Do I need a GPU to run Text Generation WebUI?

A GPU is strongly recommended but not strictly required. You can run small quantized models (7B Q4) on CPU using llama.cpp, but inference will be very slow — expect 1-3 tokens per second versus 30-100+ on a decent GPU. An NVIDIA GPU with 8+ GB VRAM is the practical minimum for usable performance.

How does Text Generation WebUI compare to Ollama + Open WebUI?

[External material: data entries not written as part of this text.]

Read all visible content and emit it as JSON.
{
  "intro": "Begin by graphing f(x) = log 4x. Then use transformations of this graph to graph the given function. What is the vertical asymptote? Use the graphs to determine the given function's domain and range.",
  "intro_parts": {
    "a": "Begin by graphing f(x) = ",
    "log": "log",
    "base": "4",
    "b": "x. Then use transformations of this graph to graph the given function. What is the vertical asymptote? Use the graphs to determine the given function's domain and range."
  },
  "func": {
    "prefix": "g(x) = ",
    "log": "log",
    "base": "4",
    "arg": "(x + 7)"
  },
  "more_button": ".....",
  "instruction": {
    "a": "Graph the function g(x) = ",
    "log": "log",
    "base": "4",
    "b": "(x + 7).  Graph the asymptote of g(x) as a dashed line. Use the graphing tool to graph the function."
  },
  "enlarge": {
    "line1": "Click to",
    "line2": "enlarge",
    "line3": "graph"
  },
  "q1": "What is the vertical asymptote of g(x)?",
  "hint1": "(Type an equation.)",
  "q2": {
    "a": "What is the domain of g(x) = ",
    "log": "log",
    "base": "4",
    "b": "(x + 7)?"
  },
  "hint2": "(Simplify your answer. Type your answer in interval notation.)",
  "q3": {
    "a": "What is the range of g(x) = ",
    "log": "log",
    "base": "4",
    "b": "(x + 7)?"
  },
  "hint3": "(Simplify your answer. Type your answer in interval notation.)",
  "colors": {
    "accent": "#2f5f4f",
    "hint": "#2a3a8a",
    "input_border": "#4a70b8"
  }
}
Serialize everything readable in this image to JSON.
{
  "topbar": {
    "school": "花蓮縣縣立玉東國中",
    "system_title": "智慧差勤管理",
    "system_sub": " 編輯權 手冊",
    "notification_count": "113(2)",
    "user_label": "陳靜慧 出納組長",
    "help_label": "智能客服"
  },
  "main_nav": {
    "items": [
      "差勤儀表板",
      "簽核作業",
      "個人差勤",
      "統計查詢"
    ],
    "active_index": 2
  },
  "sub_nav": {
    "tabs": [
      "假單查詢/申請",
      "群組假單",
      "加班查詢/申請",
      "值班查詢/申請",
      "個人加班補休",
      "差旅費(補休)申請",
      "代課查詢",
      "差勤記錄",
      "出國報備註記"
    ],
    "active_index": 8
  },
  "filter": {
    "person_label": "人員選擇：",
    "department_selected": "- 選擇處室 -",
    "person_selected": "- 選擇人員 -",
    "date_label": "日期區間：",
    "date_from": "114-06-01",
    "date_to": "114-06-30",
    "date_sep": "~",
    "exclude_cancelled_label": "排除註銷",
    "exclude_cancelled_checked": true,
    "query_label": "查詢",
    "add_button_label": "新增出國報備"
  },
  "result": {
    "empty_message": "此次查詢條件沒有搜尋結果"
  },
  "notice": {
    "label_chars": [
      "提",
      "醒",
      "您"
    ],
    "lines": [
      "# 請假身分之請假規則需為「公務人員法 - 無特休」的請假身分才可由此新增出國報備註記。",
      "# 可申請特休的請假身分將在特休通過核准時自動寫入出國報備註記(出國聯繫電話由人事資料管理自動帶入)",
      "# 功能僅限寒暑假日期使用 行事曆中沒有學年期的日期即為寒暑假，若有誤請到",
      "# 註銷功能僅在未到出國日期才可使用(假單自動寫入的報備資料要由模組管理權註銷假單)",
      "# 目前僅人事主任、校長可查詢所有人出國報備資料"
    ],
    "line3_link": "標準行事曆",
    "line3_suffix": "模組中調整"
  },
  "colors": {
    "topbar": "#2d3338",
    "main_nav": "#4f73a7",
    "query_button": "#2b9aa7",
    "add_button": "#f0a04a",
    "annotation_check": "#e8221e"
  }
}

Text Generation WebUI offers more model format support (GGUF, GPTQ, AWQ, EXL2), multiple loading backends, and built-in LoRA training. Ollama + Open WebUI provides a simpler setup, a more polished ChatGPT-like interface, and easier model management. Choose Text Generation WebUI for deep control and training; choose Ollama + Open WebUI for ease of use.

Can I use Text Generation WebUI as an OpenAI API drop-in replacement?

Yes. With the --api flag, it exposes an OpenAI-compatible API on port 5000. Applications that support custom OpenAI endpoints can connect to it directly. This includes tools like Continue, Tabby, and most LLM-powered applications that accept a configurable API URL.

What’s the difference between GGUF and GPTQ models?

GGUF (llama.cpp format) allows flexible CPU/GPU splitting — you can offload some layers to GPU and keep the rest in system RAM. GPTQ models are GPU-only but generally faster on full GPU inference. For machines with limited VRAM, GGUF with partial GPU offload is the most practical option. EXL2 offers the fastest GPU inference of all formats.

Can I fine-tune models with Text Generation WebUI?

Yes. The built-in Training tab supports LoRA fine-tuning. Load a base model in Transformers format, prepare your training data as JSON or raw text, configure hyperparameters (learning rate, epochs, batch size), and train. The LoRA adapter saves to the loras/ directory and can be applied on top of the base model during inference.

How much disk space do models require?

It varies widely by model size and quantization. A 7B parameter model in Q4 quantization needs about 4-5 GB. A 13B Q4 model needs 8-10 GB. Full precision (FP16) models are roughly double the quantized size. Plan for 30-100 GB of disk space if you want to keep multiple models available.